Судебный исполнитель вскоре собирается в путь. Язык его обмяк, однако на велосипед человек усаживается уверенно. До Валги он сегодня доехать не успеет, поедет к племяннице, живущей неподалеку, там и переночует, хотя вполне мог бы остаться на ночь и на Айасте.
Эльмар остается посидеть еще немножко, он живет близко, человек он свой, времени хватает. У хозяина есть к нему разговор, но он не знает, с какого конца начать. Эльмар опрокидывает еще одну чарку, обмякает и снова говорит об Ээди, чья жизнь повернулась так худо. Ему жалко парня. Еще бы! Жизнь бедняцкая, нечего ему ожидать хорошего. Хуже всего то, что несчастье может затронуть своим концом и машиниста. Жди теперь, когда заявится констебль.
Пока машинист жалуется здесь, за столом, с осоловевшим взглядом, у Таавета пропадает всякое желание заводить новый разговор, и он откладывает его на завтра. Когда последний сноп исчезнет в утробе молотилки, а последнее зерно будет ссыпано в мешок тогда он немножко поговорит с Эльмаром, тогда, но не раньше. Он домогается самого большого урожая в деревне, и Лузиксепп может ему немножко помочь своим чернильным карандашом, если только захочет. И почему бы ему не захотеть это сделать в обмен за горячительное? Таавет совсем не скупой, когда речь идет о чести, пусть у него сейчас временные затруднения.

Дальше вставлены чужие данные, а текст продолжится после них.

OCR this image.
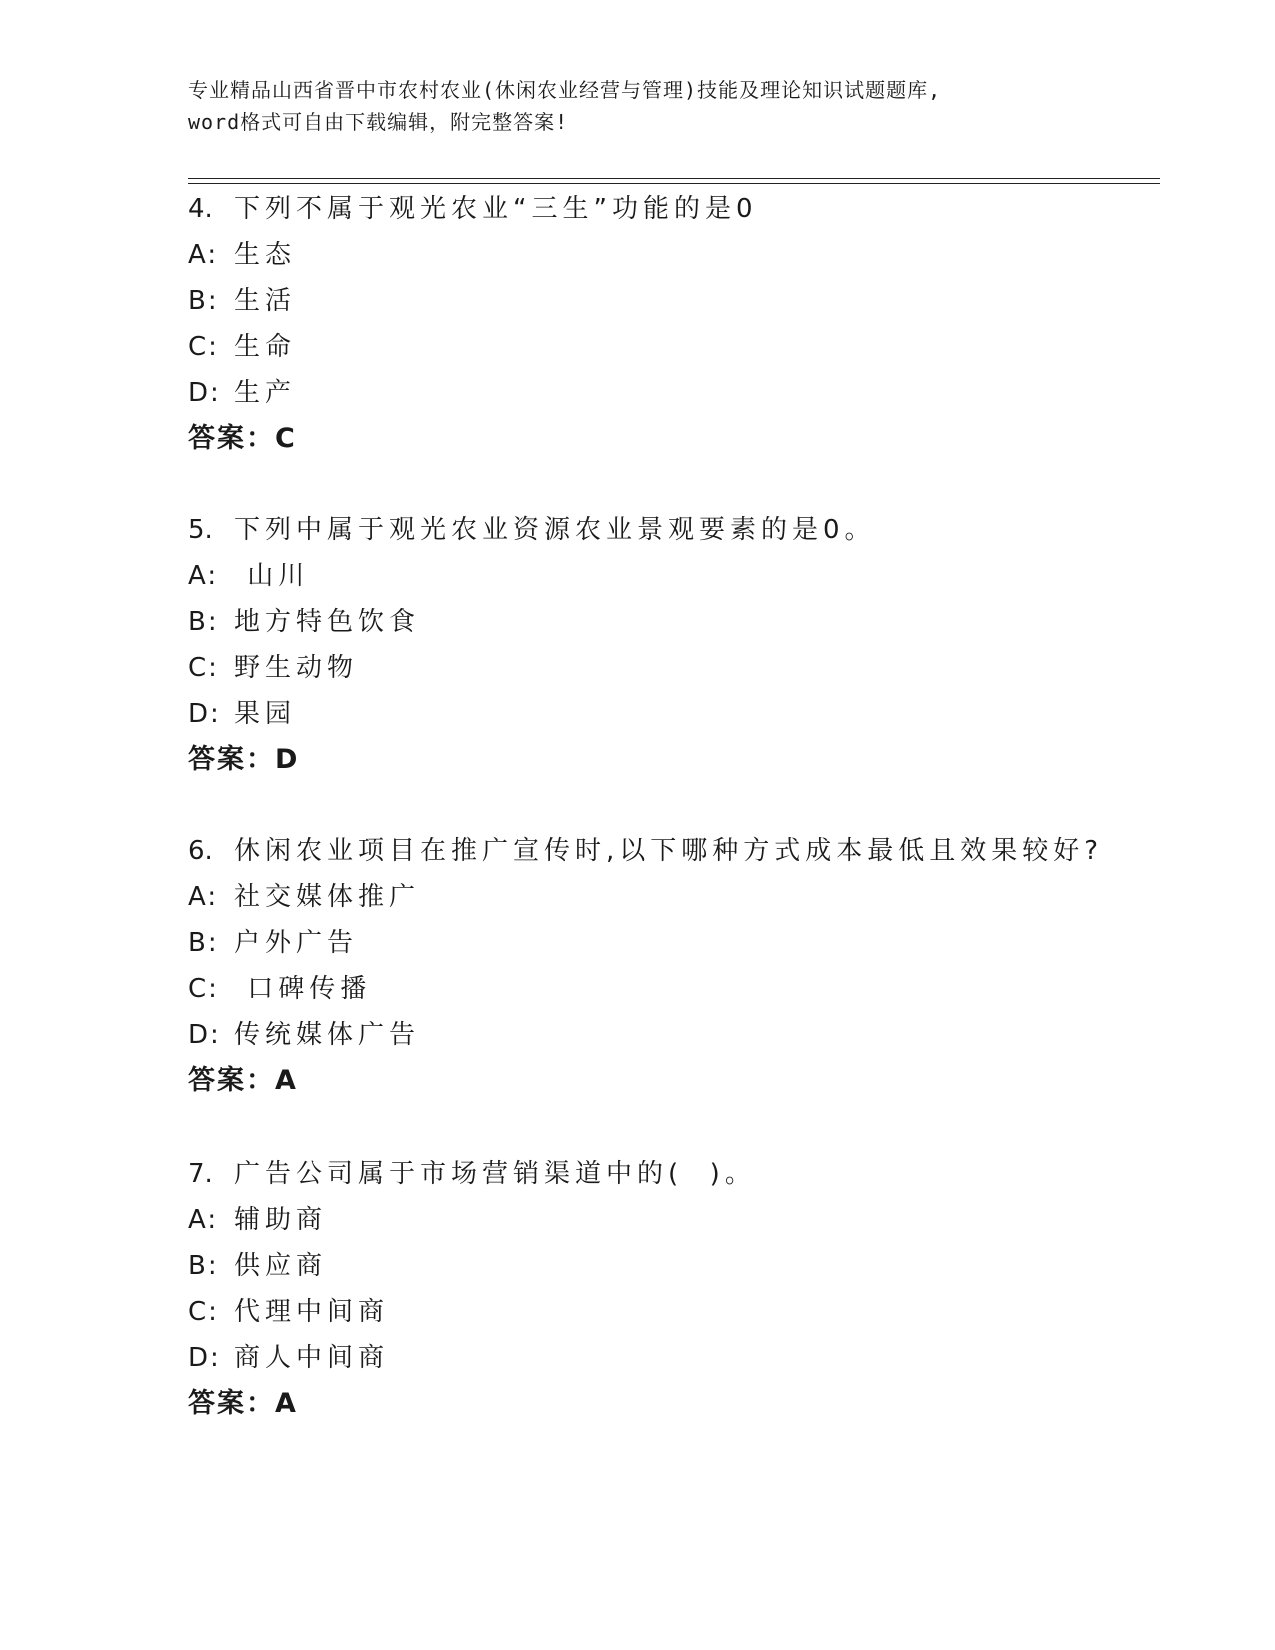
专业精品山西省晋中市农村农业(休闲农业经营与管理)技能及理论知识试题题库,
word格式可自由下载编辑，附完整答案!
4. 下列不属于观光农业“三生”功能的是0
A: 生态
B: 生活
C: 生命
D: 生产
答案：C
5. 下列中属于观光农业资源农业景观要素的是0。
A: 山川
B: 地方特色饮食
C: 野生动物
D: 果园
答案：D
6. 休闲农业项目在推广宣传时,以下哪种方式成本最低且效果较好?
A: 社交媒体推广
B: 户外广告
C: 口碑传播
D: 传统媒体广告
答案：A
7. 广告公司属于市场营销渠道中的(  )。
A: 辅助商
B: 供应商
C: 代理中间商
D: 商人中间商
答案：A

Таавет провожает обмякшего от водки машиниста домой и стоит во дворе, пока тот не исчезает на скрипящем велосипеде в темноте. Завтра утром он велит пастушонку отвести проданных овец в стадо Кяо. Никто не посмеет думать, что Пауль может высмеивать Анилуйков и обзывать его, Таавета, нищим. Здесь живут независимо, и гордость своя тоже есть.
Так думает Таавет, входя в дом в сумерках осеннего вечера, и кто может запретить ему быть таким, каков он есть.
ТАНЕЦ ТРЕТИЙ
Яанус, младший сын машиниста Лузиксеппа, старательно ворошит кочергой зерно в сумрачном закутке сушилки. Он парень высокий, стройный, с широким лбом и голубыми глазами и не похож на своего отца, коренастого и круглолицего, как день не похож на ночь; вероятно, пошел он в какого-нибудь далекого предка или даже в деда Якоба, который давно уже истлел; хотя и мертвый был такой тяжелый, что его гроб пришлось нести к могиле шестерым сильным мужчинам; казалось, в неуклюжем еловом ящике были камни, а не тело дряхлого старика, два года пролежавшего в постели. На лице Яануса порой мелькает (разумеется, при свете дня, а не здесь в темноте) луч чего-то более осмысленного, чистого и смелого, нежели во взгляде его отца и сына, когда они были в том же возрасте; впрочем, может быть, это кажется так сейчас, когда он молод, здоров и жизнь еще не сунула его под свой пресс. Он похож на жеребенка, теленка или щенка, который смолоду красив и мил, но,становясь старше, теряет все свое обаяние, гибкость и силу, превращаясь в существо отупевшее и невзрачное. Острое, скуластое лицо парня не видать в серых сумерках осеннего дня. На фоне тусклого от пыли и грязи оконца Яанус похож скорей на какое-то зловещее существо из сказок Крейцвальда, чем на батрака хутора Айасте, добродушного и не обозленного еще по молодости лет.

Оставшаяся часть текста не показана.